All glory, laud and honor, then, to cowboys Jet and Cord, who zipped through their Jurassic Erector Set and hustled into first place, clearly expecting yet another free-trip-to-the-middle-of-nowhere prize. (Weren’t we all? My son’s lips were actually forming the word ‘Travelocity.’) Instead, they each got $5,000 in cold, hard Oklahoma cash, which I pray they will spend not on hats but on the provisioning of an ‘Amazing Race’ truth squad.
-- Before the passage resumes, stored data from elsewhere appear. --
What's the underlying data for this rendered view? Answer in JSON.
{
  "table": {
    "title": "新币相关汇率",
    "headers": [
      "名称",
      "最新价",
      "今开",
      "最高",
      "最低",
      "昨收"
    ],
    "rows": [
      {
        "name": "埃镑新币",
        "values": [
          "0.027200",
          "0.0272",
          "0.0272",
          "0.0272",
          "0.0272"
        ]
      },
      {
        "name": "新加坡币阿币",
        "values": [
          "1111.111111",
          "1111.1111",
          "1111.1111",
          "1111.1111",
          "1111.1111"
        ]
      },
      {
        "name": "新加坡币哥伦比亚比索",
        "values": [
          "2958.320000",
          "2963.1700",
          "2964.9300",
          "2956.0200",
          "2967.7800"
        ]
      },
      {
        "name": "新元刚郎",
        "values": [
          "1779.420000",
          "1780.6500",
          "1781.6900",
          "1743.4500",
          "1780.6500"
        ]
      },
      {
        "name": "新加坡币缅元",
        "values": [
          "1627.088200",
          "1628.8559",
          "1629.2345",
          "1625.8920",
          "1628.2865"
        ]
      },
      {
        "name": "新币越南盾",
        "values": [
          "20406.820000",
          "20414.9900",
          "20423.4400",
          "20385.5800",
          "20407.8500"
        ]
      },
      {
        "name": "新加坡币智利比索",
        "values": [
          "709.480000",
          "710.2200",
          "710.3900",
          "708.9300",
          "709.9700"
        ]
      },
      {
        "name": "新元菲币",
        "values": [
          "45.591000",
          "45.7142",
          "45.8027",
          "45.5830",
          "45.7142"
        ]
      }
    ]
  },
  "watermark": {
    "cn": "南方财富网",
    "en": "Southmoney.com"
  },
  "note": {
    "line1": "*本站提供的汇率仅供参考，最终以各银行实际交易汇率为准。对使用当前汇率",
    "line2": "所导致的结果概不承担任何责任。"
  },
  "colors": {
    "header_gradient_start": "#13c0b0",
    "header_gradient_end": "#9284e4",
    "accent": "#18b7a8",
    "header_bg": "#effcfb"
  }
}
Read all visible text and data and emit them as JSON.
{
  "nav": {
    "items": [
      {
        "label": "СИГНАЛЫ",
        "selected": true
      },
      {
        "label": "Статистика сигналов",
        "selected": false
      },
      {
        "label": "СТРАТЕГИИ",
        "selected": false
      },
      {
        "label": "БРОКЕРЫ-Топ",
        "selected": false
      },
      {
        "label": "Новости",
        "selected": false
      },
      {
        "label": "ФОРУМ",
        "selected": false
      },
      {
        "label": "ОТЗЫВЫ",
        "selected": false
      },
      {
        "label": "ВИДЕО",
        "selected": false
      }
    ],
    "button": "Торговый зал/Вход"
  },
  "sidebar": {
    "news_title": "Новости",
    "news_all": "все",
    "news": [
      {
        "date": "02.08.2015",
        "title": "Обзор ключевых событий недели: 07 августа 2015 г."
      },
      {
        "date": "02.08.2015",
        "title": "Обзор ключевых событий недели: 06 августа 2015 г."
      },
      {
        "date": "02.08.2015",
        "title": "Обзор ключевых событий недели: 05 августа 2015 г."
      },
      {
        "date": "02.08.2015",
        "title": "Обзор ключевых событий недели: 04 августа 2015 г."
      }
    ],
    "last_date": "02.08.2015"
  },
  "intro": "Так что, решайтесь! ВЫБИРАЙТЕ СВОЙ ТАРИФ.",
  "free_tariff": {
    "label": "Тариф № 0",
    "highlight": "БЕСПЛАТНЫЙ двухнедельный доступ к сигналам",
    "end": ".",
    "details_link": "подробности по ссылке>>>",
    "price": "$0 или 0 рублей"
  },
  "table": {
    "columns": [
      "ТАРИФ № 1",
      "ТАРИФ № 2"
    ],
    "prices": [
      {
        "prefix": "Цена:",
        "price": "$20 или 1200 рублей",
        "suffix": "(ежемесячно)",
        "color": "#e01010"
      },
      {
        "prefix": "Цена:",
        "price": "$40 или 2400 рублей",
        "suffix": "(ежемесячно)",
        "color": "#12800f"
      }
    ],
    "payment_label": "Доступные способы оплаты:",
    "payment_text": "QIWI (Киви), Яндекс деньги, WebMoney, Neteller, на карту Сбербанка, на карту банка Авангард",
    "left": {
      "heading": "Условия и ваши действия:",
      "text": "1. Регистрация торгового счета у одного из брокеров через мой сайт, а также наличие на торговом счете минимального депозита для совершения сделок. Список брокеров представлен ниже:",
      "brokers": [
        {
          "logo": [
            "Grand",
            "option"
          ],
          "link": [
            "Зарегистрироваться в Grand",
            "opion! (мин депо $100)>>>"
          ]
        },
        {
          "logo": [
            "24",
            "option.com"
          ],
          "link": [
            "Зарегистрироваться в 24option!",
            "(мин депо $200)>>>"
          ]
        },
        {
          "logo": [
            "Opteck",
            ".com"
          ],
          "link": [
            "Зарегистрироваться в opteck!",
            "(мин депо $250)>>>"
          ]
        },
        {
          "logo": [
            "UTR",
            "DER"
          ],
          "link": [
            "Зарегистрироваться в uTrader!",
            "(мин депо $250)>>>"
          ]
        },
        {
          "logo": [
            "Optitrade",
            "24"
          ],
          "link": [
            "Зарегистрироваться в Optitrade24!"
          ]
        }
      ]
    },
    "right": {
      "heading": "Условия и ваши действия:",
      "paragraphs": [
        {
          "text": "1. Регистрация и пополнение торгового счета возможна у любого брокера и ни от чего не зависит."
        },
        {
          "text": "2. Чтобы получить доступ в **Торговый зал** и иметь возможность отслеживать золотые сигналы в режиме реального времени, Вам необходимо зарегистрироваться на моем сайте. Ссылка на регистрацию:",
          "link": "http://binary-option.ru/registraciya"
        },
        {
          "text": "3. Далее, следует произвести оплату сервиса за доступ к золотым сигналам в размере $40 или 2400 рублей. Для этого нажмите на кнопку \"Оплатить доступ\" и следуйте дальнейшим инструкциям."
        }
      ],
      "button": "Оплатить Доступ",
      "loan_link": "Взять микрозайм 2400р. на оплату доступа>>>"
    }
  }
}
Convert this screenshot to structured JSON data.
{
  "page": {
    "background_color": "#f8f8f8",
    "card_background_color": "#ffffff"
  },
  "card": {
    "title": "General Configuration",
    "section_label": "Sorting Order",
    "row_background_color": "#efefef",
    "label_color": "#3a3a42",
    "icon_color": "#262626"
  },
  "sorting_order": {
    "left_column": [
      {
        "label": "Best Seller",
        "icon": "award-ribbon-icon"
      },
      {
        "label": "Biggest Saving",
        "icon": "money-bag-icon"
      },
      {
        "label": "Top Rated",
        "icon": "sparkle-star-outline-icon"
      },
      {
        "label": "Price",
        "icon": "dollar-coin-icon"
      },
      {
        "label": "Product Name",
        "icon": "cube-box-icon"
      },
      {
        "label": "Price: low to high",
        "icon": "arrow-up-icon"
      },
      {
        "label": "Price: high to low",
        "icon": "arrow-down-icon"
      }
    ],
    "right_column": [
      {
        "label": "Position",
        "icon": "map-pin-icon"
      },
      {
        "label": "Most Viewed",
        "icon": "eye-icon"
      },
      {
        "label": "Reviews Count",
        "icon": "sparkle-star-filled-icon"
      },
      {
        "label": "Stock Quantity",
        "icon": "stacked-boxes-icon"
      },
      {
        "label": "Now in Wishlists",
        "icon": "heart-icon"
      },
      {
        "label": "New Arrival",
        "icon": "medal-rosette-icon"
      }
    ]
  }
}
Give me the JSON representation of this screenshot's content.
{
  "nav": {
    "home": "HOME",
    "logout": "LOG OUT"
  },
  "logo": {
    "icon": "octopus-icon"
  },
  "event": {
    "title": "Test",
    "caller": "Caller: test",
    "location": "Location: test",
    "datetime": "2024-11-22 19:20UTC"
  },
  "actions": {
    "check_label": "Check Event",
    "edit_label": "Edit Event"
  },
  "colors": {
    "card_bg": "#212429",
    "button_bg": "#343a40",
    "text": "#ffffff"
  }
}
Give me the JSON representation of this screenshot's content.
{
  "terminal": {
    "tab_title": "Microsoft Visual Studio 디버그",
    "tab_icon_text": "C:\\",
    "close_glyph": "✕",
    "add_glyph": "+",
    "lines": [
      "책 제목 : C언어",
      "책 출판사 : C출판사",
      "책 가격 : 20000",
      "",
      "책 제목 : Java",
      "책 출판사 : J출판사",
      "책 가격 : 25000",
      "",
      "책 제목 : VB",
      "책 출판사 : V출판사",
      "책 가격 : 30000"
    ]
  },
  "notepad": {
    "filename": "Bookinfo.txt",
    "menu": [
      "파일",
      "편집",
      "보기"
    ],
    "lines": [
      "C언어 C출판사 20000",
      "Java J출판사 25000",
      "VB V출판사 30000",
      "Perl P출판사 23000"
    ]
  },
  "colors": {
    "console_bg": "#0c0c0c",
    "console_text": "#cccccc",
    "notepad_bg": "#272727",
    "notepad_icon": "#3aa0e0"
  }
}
For the second time in a row, you see, this show has refused to be a vehicle of escapism. Last week, we were confronted with the spectacle of a pre-seismic Japan with intact cities and nuclear reactors. This week, rather more bizarrely, contestants were tasked with ‘honoring China’s past’ by watching costumed figures in a ‘traditional Tibetan performance.’ Now, I’ve no doubt that the ‘Race’ pre-production team nailed down every logistical wrinkle months in advance, but wasn’t there a single book- or newspaper-reading soul to suggest that China’s past conduct toward Tibet falls outside even the most charitable definition of ‘honor’? About the only thing that could have rescued this moment was the Dalai Lama popping up with a yellow envelope. (Personally, I think he’d be game.) But it does suggest future directions for the show: I look forward to next week’s Indian adventure, in which Margie and Luke personally launch nuclear warheads at Pakistan while U-turning Sri Lanka.

Dating Goths … Dating Goths … Still sounds weird.